The Coast Guard has withdrawn a proposed policy for standardizing the process and conditions for certifying barge operators to carry shale gas extraction wastewater in bulk, after an anticipated surge of applications failed to materialize.
In 2011 one tank barge operator applied to the Coast Guard for permission to transport shale gas waste water (SGEWW), a fluid mixture of water, drill mud and chemicals. Foreseeing that more applications would come to service the then-booming hydraulic fracturing drill industry in Pennsylvania and other northern Appalachian states, the Coast Guard set about developing a new policy.
The resulting October 2013 proposal immediately drew organized opposition from environmental and anti-fracking community groups, who submitted by far most of the more than 70,000 comments the Coast Guard received. Just 21 commenters called for the rule to be finalized.
While some wastewater is recycled at shale drilling sites, it is also shipped to disposal injection wells or recycling plants in Ohio and other neighboring states. At the time, the Coast Guard said it was getting inquiries from barge operators who thought they could carry wastewater more cheaply and efficiently than tanker trucks, or take it farther afield for disposal in Texas and Louisiana.
The proposed policy would have outlined a process for chemical analysis on each barge load of wastewater, with a radiation survey before any workers entered the barge and before changing over to another cargo. Radiation is an issue because of isotopes and radon gas in rock formations of the gas fields, and the proposal would have effectively set emission limits for waste water cargoes.
Anti-fracking groups in the Northeast hailed the Coast Guard withdrawal, but said they will continue to oppose individual applications for barge transport.

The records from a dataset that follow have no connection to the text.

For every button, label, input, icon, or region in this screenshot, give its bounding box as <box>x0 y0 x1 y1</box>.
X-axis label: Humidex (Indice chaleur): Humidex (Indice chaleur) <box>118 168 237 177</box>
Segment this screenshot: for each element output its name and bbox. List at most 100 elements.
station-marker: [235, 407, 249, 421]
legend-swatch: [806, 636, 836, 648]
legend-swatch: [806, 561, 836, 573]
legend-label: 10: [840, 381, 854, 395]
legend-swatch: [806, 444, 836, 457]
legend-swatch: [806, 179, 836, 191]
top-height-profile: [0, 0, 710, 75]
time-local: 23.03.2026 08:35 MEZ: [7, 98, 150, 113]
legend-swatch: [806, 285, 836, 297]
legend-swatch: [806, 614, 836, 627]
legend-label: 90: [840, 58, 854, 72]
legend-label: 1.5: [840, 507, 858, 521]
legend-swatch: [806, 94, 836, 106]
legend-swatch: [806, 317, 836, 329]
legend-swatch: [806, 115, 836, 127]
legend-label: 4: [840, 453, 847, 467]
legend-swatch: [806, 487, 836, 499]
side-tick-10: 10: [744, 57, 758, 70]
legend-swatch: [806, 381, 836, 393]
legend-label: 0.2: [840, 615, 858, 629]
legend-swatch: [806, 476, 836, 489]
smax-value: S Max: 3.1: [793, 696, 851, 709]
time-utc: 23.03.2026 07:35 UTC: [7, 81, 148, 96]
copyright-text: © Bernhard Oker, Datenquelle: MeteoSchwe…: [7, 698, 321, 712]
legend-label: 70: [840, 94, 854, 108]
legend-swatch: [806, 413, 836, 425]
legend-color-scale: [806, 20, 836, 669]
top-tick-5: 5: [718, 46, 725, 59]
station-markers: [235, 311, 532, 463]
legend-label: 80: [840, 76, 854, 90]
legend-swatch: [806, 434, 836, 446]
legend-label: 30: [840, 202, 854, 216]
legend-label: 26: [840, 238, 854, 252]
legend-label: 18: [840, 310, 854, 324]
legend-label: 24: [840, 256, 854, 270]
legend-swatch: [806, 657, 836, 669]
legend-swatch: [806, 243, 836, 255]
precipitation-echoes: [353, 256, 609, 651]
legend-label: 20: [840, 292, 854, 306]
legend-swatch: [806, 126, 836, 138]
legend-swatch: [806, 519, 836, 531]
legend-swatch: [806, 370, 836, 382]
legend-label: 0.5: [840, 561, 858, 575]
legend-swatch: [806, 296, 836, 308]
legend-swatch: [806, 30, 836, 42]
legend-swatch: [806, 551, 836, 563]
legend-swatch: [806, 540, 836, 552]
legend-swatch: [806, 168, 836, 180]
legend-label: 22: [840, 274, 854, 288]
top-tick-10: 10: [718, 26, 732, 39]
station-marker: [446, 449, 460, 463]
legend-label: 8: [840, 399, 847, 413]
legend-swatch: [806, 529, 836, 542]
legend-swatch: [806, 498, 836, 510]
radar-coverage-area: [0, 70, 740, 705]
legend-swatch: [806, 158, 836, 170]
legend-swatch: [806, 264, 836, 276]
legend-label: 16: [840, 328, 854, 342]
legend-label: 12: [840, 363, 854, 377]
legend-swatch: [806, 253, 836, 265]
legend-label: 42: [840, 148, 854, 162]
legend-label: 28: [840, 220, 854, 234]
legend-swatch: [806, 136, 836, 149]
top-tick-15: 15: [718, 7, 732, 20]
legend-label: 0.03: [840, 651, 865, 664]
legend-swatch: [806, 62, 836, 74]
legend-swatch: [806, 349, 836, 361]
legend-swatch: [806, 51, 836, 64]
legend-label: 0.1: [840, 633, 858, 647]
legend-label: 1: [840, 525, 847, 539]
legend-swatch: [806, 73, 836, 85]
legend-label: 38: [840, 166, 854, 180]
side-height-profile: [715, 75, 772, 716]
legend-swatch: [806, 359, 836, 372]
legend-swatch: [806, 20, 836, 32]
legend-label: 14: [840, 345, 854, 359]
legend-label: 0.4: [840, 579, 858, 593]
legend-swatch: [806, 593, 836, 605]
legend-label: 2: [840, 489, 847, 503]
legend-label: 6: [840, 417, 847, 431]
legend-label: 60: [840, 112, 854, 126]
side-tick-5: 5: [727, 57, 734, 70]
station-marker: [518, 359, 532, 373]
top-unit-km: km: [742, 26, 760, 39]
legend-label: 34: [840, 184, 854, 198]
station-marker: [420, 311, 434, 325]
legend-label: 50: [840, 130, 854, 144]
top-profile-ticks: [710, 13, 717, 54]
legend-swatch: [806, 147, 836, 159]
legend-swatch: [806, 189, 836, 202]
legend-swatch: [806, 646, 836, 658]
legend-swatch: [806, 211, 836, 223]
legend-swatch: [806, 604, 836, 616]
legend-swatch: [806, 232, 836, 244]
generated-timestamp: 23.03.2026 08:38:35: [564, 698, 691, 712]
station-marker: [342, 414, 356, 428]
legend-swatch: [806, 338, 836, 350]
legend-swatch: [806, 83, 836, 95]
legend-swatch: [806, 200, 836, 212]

“By withdrawing this proposal, it’s a step in protecting our rivers and coasts from a catastrophic spill. The Coast Guard’s original plan would have allowed unregulated transport of fracking waste by barge on our waterways. Any accidents or spills of this waste would lead to a major environmental disaster,” said Jeff Tittel of the New Jersey Sierra Club.
But in a Feb. 23 notice in the Federal Register announcing the withdrawal, Coast Guard officials said they had not “received significant interest from industry” and that was also a factor in pulling back the proposal.

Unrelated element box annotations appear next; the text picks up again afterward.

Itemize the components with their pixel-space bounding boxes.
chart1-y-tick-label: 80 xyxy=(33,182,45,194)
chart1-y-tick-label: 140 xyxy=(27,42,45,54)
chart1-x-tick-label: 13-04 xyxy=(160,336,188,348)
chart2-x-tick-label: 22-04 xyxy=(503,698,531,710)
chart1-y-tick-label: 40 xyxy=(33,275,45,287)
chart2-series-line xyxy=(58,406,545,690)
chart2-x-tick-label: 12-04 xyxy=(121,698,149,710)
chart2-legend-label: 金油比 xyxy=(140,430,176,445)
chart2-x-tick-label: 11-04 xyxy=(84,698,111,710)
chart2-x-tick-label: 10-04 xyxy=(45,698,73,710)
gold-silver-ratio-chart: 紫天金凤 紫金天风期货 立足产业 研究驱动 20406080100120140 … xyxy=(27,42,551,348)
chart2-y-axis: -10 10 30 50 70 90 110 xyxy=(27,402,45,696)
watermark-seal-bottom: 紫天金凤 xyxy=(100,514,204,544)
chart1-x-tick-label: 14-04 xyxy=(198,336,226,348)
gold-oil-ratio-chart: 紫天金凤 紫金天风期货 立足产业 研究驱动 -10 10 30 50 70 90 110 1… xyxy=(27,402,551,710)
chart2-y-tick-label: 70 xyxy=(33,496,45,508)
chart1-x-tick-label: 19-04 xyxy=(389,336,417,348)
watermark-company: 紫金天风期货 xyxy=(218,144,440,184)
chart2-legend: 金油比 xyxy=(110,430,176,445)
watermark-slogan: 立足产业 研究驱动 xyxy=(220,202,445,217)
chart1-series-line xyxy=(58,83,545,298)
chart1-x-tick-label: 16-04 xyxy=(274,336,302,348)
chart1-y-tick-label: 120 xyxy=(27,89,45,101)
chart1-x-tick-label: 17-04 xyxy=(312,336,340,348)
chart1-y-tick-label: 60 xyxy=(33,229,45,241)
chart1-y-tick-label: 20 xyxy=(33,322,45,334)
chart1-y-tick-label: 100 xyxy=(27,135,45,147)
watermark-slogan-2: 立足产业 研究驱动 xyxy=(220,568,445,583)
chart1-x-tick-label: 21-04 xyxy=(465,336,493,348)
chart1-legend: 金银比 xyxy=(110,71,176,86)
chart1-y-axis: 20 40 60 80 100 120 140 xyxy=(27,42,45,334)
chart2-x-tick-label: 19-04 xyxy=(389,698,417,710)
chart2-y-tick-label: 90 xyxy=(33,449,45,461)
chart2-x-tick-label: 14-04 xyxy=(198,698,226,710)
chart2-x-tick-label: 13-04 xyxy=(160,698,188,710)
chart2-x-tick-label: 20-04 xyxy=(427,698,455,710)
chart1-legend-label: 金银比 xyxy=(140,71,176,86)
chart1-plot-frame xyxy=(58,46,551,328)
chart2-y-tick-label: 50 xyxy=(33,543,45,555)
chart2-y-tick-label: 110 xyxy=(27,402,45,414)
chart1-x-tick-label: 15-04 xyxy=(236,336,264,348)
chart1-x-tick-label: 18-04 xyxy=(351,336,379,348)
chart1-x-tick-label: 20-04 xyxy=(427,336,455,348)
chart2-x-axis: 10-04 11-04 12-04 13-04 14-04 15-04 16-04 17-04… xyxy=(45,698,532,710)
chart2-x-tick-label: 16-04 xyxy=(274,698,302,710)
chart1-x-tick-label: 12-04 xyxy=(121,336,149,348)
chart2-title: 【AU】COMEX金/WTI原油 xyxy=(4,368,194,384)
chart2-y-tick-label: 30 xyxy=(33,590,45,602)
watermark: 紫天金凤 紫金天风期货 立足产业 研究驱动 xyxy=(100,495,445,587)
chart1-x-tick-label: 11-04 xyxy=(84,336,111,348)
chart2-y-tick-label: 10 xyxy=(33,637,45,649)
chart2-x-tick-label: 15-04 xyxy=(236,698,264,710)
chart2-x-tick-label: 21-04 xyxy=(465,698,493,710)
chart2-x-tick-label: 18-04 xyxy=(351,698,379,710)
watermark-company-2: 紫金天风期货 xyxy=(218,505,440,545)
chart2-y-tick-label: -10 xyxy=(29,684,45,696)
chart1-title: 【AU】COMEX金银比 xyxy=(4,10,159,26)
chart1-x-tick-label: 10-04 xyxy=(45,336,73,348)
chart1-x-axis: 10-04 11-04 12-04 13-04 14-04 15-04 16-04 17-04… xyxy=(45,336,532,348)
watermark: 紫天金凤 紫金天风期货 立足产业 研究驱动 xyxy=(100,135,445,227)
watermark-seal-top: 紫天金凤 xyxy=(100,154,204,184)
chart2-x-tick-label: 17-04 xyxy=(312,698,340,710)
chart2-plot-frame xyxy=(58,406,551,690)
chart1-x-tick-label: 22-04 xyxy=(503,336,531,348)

At least one oilfield fluid services company, GreenHunter Resources Inc, Grapevine, Texas, has continued to invest in and seek Coast Guard permits for handling more fracking wastewater, with a terminal and 70,000 bbl. storage facility on the Ohio River at New Matamoras, Ohio.

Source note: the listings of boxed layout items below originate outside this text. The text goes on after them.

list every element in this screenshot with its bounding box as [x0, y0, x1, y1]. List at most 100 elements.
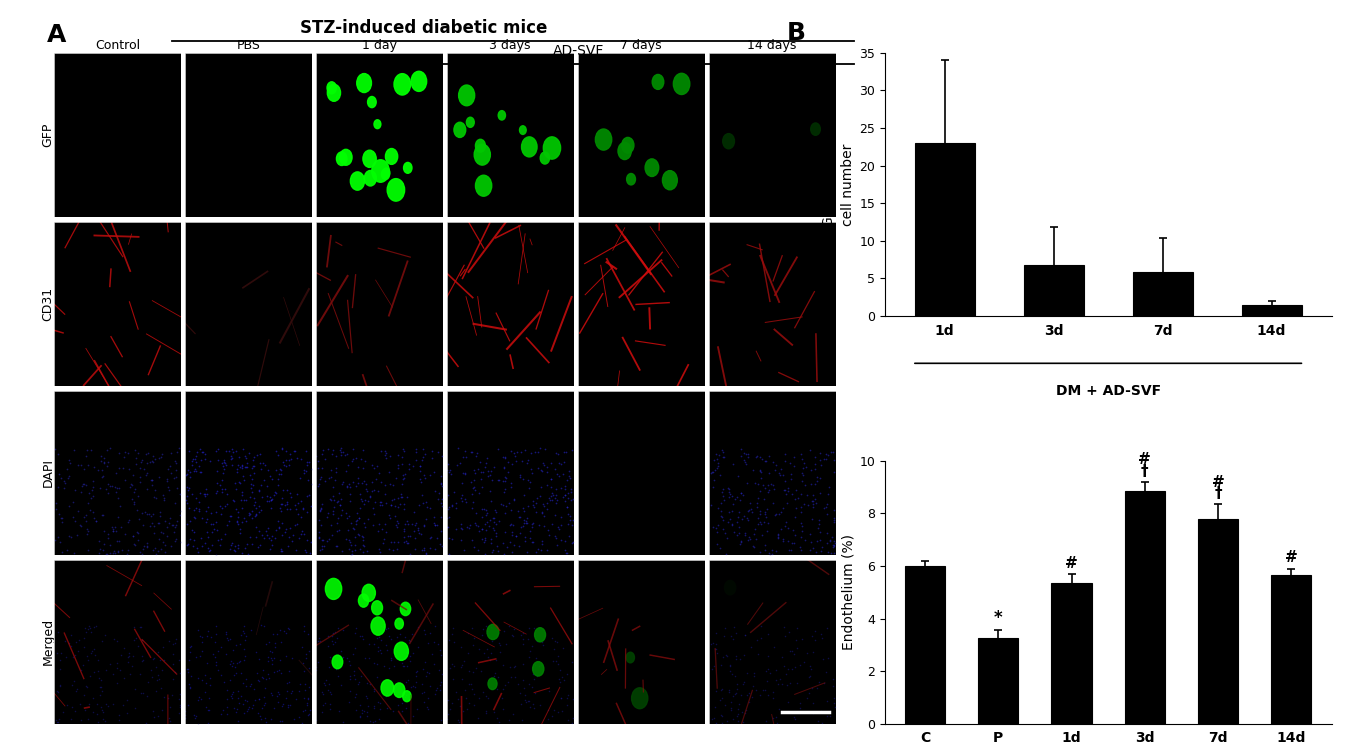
Point [445, 686, 467, 698]
Point [405, 454, 426, 466]
Point [416, 547, 437, 559]
Point [195, 677, 217, 689]
Point [464, 484, 486, 496]
Point [342, 455, 363, 467]
Point [498, 676, 519, 688]
Point [98, 700, 120, 712]
Point [404, 525, 425, 537]
Point [175, 469, 196, 481]
Point [358, 513, 379, 526]
Point [83, 461, 105, 473]
Point [258, 495, 280, 507]
Point [554, 480, 576, 492]
Point [413, 697, 434, 709]
Point [383, 510, 405, 523]
Point [494, 462, 515, 474]
Point [799, 671, 820, 683]
Point [222, 446, 243, 458]
Point [100, 658, 121, 670]
Point [83, 643, 105, 655]
Point [348, 711, 370, 723]
Circle shape [358, 594, 369, 607]
Point [223, 495, 245, 507]
Point [551, 706, 573, 718]
Point [516, 511, 538, 523]
Point [122, 468, 144, 480]
Point [755, 455, 776, 467]
Point [160, 715, 182, 727]
Point [95, 547, 117, 559]
Point [516, 546, 538, 558]
Point [86, 620, 108, 632]
Point [444, 660, 465, 672]
Point [114, 474, 136, 486]
Point [764, 508, 785, 520]
Point [316, 511, 338, 523]
Point [339, 479, 360, 491]
Point [250, 710, 272, 722]
Point [350, 700, 371, 712]
Point [822, 539, 843, 551]
Circle shape [371, 601, 382, 615]
Point [788, 492, 810, 504]
Point [476, 625, 498, 637]
Point [196, 657, 218, 670]
Point [270, 543, 292, 555]
Point [233, 706, 254, 719]
Point [196, 532, 218, 544]
Point [367, 696, 389, 708]
Point [787, 622, 808, 634]
Point [70, 713, 91, 725]
Point [394, 498, 416, 510]
Point [387, 515, 409, 527]
Point [109, 714, 130, 726]
Point [748, 518, 769, 530]
Point [428, 664, 449, 676]
Point [67, 505, 89, 517]
Point [508, 540, 530, 552]
Point [260, 645, 281, 657]
Point [243, 467, 265, 480]
Point [63, 705, 85, 717]
Point [463, 481, 484, 493]
Point [178, 699, 199, 711]
Point [391, 478, 413, 490]
Point [713, 630, 734, 642]
Point [502, 529, 523, 541]
Point [737, 514, 759, 526]
Point [537, 523, 558, 535]
Point [781, 537, 803, 549]
Bar [1198, 519, 1239, 724]
Point [299, 455, 320, 467]
Point [522, 495, 543, 507]
Point [149, 451, 171, 463]
Point [430, 477, 452, 489]
Point [296, 456, 317, 468]
Point [398, 463, 420, 475]
Point [822, 446, 843, 458]
Point [253, 664, 274, 676]
Point [379, 633, 401, 645]
Point [464, 632, 486, 644]
Point [420, 469, 441, 481]
Point [518, 679, 539, 691]
Point [319, 532, 340, 544]
Point [143, 508, 164, 520]
Point [136, 469, 157, 481]
Point [518, 454, 539, 466]
Point [703, 455, 725, 467]
Point [277, 699, 299, 711]
Point [745, 532, 767, 544]
Point [413, 519, 434, 531]
Point [320, 471, 342, 483]
Point [545, 489, 566, 501]
Point [476, 516, 498, 528]
Point [488, 545, 510, 557]
Point [808, 513, 830, 526]
Point [238, 507, 260, 520]
Point [554, 544, 576, 556]
Point [256, 495, 277, 507]
Point [159, 483, 180, 495]
Point [469, 466, 491, 478]
Point [182, 459, 203, 471]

“Barge owners may continue to request case-by-case approval to transport SGEWW under current regulations by providing recent detailed chemical composition, environmental analyses, and other information for each individual tank barge load,” the Coast Guard said in its notice. The service will still “consider instituting a standardized process…after it has assessed whether current regulations are inadequate to handle requests for transport.”